Federico Zeri,
Botticelli: Allegory of Spring
(RCS Libri, 1998; NDE, 2000)

This series could be called "Everything You Really Need To Know About Great Art." I have a degree in visual art and the requisite heavy hours of college-level art history, and none of those classes gave me as quick or memorable an overview of an artist as Federico Zeri's Botticelli: Allegory of Spring. If all the books in Zeri's One Hundred Paintings series are this comprehensive, an attentive reader would be able to out-critique most museum staffs.

Allegory of Spring starts off with a detailed analysis of the title painting, listing not only several possible symbolic meanings for just about every aspect of the painting, but also possible inspirations for the overall painting and each of the figures.

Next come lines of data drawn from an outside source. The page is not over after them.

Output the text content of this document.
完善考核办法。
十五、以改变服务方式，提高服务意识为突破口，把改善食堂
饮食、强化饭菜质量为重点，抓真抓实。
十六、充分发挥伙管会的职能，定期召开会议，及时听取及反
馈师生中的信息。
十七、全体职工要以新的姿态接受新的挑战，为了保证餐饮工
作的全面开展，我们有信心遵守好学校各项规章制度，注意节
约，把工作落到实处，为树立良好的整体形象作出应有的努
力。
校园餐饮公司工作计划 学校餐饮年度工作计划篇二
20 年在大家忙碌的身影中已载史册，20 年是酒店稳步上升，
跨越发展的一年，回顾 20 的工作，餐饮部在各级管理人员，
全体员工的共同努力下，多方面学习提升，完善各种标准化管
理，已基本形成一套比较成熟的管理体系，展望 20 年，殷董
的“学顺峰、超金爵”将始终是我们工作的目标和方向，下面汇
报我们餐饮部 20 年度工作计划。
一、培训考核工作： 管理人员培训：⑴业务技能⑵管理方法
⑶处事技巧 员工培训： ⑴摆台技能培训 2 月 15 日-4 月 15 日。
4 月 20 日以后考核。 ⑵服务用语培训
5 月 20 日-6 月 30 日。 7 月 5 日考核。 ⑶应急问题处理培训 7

Anyone who thinks that the symbolism of a single Botticelli painting couldn't possibly take up much space has never sat through a lecture on Botticelli; this brief explanation takes 28 pages. Fortunately, the information here is presented clearly enough for a novice student and briefly enough to not be repetitive for long-time art fans.

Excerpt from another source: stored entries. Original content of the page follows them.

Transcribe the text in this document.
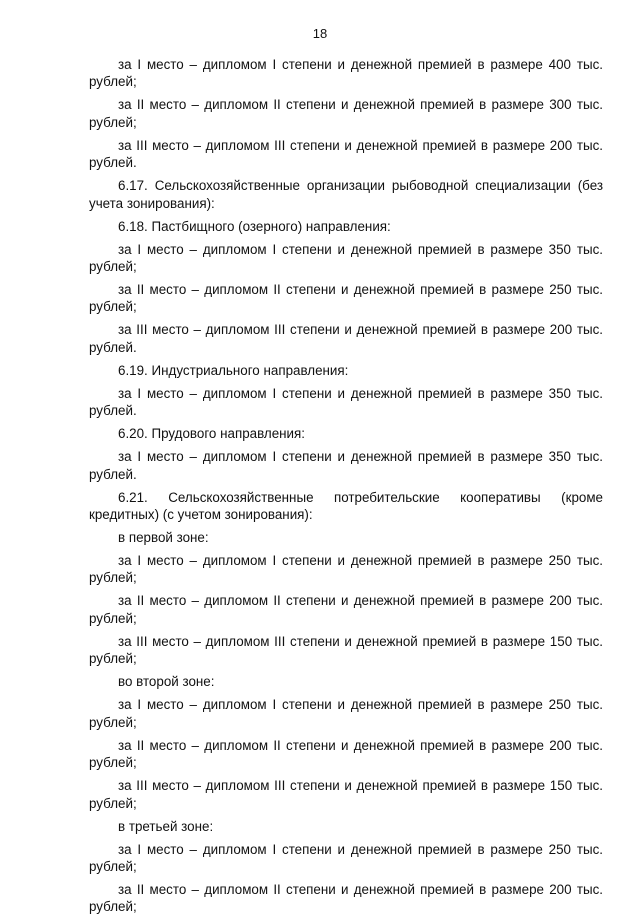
18

за I место – дипломом I степени и денежной премией в размере 400 тыс. рублей;

за II место – дипломом II степени и денежной премией в размере 300 тыс. рублей;

за III место – дипломом III степени и денежной премией в размере 200 тыс. рублей.

6.17. Сельскохозяйственные организации рыбоводной специализации (без учета зонирования):

6.18. Пастбищного (озерного) направления:

за I место – дипломом I степени и денежной премией в размере 350 тыс. рублей;

за II место – дипломом II степени и денежной премией в размере 250 тыс. рублей;

за III место – дипломом III степени и денежной премией в размере 200 тыс. рублей.

6.19. Индустриального направления:

за I место – дипломом I степени и денежной премией в размере 350 тыс. рублей.

6.20. Прудового направления:

за I место – дипломом I степени и денежной премией в размере 350 тыс. рублей.

6.21. Сельскохозяйственные потребительские кооперативы (кроме кредитных) (с учетом зонирования):

в первой зоне:

за I место – дипломом I степени и денежной премией в размере 250 тыс. рублей;

за II место – дипломом II степени и денежной премией в размере 200 тыс. рублей;

за III место – дипломом III степени и денежной премией в размере 150 тыс. рублей;

во второй зоне:

за I место – дипломом I степени и денежной премией в размере 250 тыс. рублей;

за II место – дипломом II степени и денежной премией в размере 200 тыс. рублей;

за III место – дипломом III степени и денежной премией в размере 150 тыс. рублей;

в третьей зоне:

за I место – дипломом I степени и денежной премией в размере 250 тыс. рублей;

за II место – дипломом II степени и денежной премией в размере 200 тыс. рублей;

If this were only done with one painting, it would make for a nice pamphlet, but little more. But the rest of the book covers all of Botticelli's best-known works and many of the less popular ones. These subsequent paintings don't receive the same level of attention as "Allegory of Spring," but are used for examples of broader points of his artistic styles. Informations on the details of these paintings are also used to reveal Botticelli's life and artistic career. Best of all, Botticelli's work is used to examine the society of his time (1445-1510). Of course, this is a slim volume devoted to art analyses, so none of this information is terribly extensive, but it's enough for the casual fan and a fine starting point for a beginning serious student.

The only real problem with this book is the price. While the main market for this sort of information may be a more casual art fan or student, only a small portion of those are likely to pay $14.95 ($23.95 Cdn.) for a 50-page book half filled with different views of the same painting. But if you genuinely want to start learning about Botticelli and his work, this is probably the best book to pick up. The text may seem sparse, but it's all to the point, and the color reproductions of his work are large and clear. So skip the eight-pound academic treatises, grab Allegory of Spring. You'll find all the information you need to critique his art yourself, and pictures clear enough to study.

It beats six semester hours of art history.